I'd recently learned — from Cassandra herself — that artificial bodies had to have pain sensors; otherwise, a robotic hand might end up resting on a heating element, or too much pressure might be put on a joint.

But I hadn't expected such sensors to be so sensitive, and—

And then it hit me, just as another of Pickover's warbling screams was torn from him. Cassandra knew all about artificial bodies; she sold them, after all. If she wanted to adjust the mind-body interface of one so that pain would register particularly acutely, doubtless she could. I'd seen a lot of evil things in my time, but this was perhaps the worst. Scan a mind, put it in a body wired for hypersensitivity to pain, and torture it until it gave up its secrets. Then, of course, you just wipe the mind, and—

“You will crack eventually, you know,” she said, almost conversationally, as she looked at Pickover's fleshless face. “Given that it's inevitable, you might as well just tell me what I want to know.”

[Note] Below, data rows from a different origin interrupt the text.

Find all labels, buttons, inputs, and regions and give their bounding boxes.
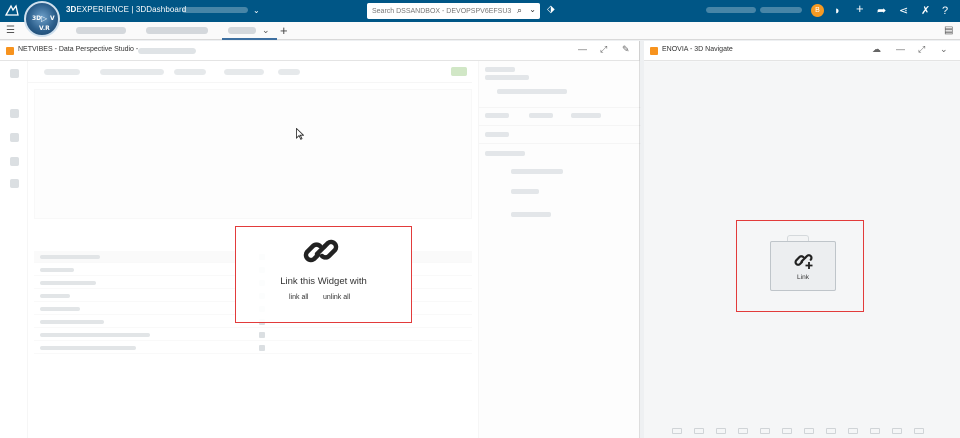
tab-bar: ☰ ⌄ + ▤ xyxy=(0,22,960,40)
hamburger-menu-icon[interactable]: ☰ xyxy=(6,25,15,36)
tag-icon[interactable]: ⬗ xyxy=(547,4,555,15)
top-bar: 3DEXPERIENCE | 3DDashboard ⌄ Search DSSA… xyxy=(0,0,960,22)
chevron-down-icon[interactable]: ⌄ xyxy=(262,25,270,36)
dashboard-name-blurred xyxy=(182,7,248,13)
widget-title: ENOVIA - 3D Navigate xyxy=(662,46,733,53)
chevron-down-icon[interactable]: ⌄ xyxy=(253,6,260,15)
mouse-cursor-icon xyxy=(296,128,304,140)
minimize-icon[interactable]: — xyxy=(896,44,905,54)
app-title: 3DEXPERIENCE | 3DDashboard xyxy=(66,5,187,14)
avatar[interactable]: B xyxy=(811,4,824,17)
3d-navigate-widget: ENOVIA - 3D Navigate ☁ — ⤢ ⌄ Link xyxy=(644,41,960,438)
cloud-icon[interactable]: ☁ xyxy=(872,44,881,55)
search-scope-dropdown-icon[interactable]: ⌄ xyxy=(529,5,536,14)
user-name-blurred xyxy=(706,7,756,13)
link-widget-heading: Link this Widget with xyxy=(280,276,367,287)
active-tab-indicator xyxy=(222,38,277,40)
maximize-icon[interactable]: ⤢ xyxy=(600,44,607,55)
visualization-canvas xyxy=(34,89,472,219)
chain-link-icon xyxy=(303,239,339,263)
help-icon[interactable]: ? xyxy=(942,3,948,19)
tab-3-active[interactable] xyxy=(228,27,256,34)
unlink-all-button[interactable]: unlink all xyxy=(323,294,350,301)
search-input[interactable]: Search DSSANDBOX - DEVOPSPV6EFSU3 ⌕ ⌄ xyxy=(367,3,540,19)
chat-icon[interactable]: ▤ xyxy=(944,25,953,36)
navigate-toolbar-disabled xyxy=(650,414,950,438)
widget-title: NETVIBES - Data Perspective Studio - xyxy=(18,46,139,53)
add-tab-button[interactable]: + xyxy=(280,23,288,38)
properties-panel xyxy=(478,61,641,438)
rail-icon xyxy=(10,109,19,118)
left-rail xyxy=(0,61,28,438)
search-icon[interactable]: ⌕ xyxy=(517,5,522,16)
3ds-logo-icon[interactable] xyxy=(4,3,20,19)
widget-header: ENOVIA - 3D Navigate ☁ — ⤢ ⌄ xyxy=(644,41,960,61)
user-role-blurred xyxy=(760,7,802,13)
rail-icon xyxy=(10,157,19,166)
tab-1[interactable] xyxy=(76,27,126,34)
maximize-icon[interactable]: ⤢ xyxy=(918,44,925,55)
rail-icon xyxy=(10,179,19,188)
chevron-down-icon[interactable]: ⌄ xyxy=(940,44,948,55)
link-add-icon xyxy=(794,254,813,269)
tab-2[interactable] xyxy=(146,27,208,34)
widget-app-icon xyxy=(650,47,658,55)
home-icon xyxy=(10,69,19,78)
widget-header: NETVIBES - Data Perspective Studio - — ⤢… xyxy=(0,41,639,61)
share-icon[interactable]: ➦ xyxy=(877,3,886,19)
widget-app-icon xyxy=(6,47,14,55)
rail-icon xyxy=(10,133,19,142)
tools-icon[interactable]: ✗ xyxy=(921,3,930,19)
link-label: Link xyxy=(797,274,809,281)
link-frame: Link xyxy=(736,220,864,312)
plus-icon[interactable]: + xyxy=(856,1,864,17)
compass-icon[interactable]: 3D ▷ V V.R xyxy=(24,1,60,37)
network-icon[interactable]: ⋖ xyxy=(899,3,908,19)
widget-title-blurred xyxy=(138,48,196,54)
link-button[interactable]: Link xyxy=(770,241,836,291)
link-widget-panel: Link this Widget with link all unlink al… xyxy=(235,226,412,323)
minimize-icon[interactable]: — xyxy=(578,44,587,54)
pin-icon[interactable]: ✎ xyxy=(622,44,630,55)
studio-toolbar xyxy=(28,61,472,83)
link-all-button[interactable]: link all xyxy=(289,294,308,301)
feed-icon[interactable]: ◗ xyxy=(834,3,841,19)
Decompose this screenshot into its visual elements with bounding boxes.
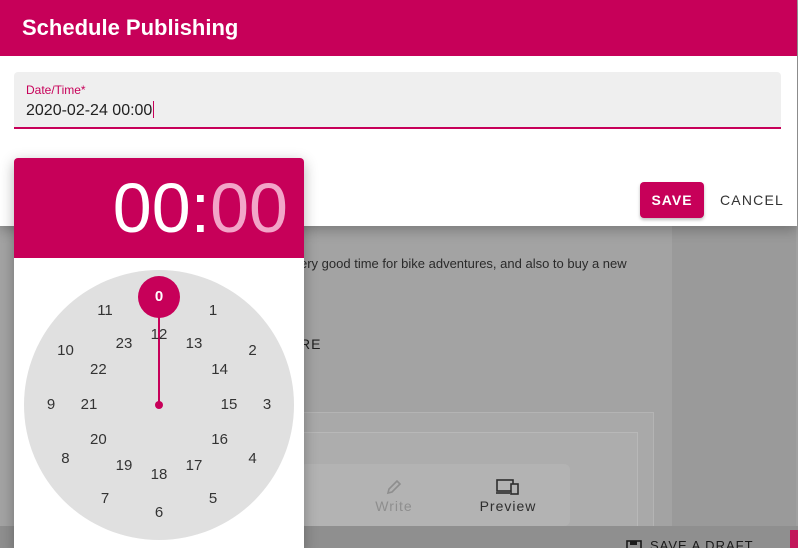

The elastic bands that served as some of Pickover's facial muscles contracted, his teeth parted, and his head moved forward slightly but rapidly. I thought for half a second that he was incongruously blowing her a kiss, but then I realized what he was really trying to do: spit at her. Of course, his dry mouth and plastic throat were incapable of generating moisture, but his mind — a human mind, a mind accustomed to a biological body — had summoned and focused all its hate into that most primal of gestures.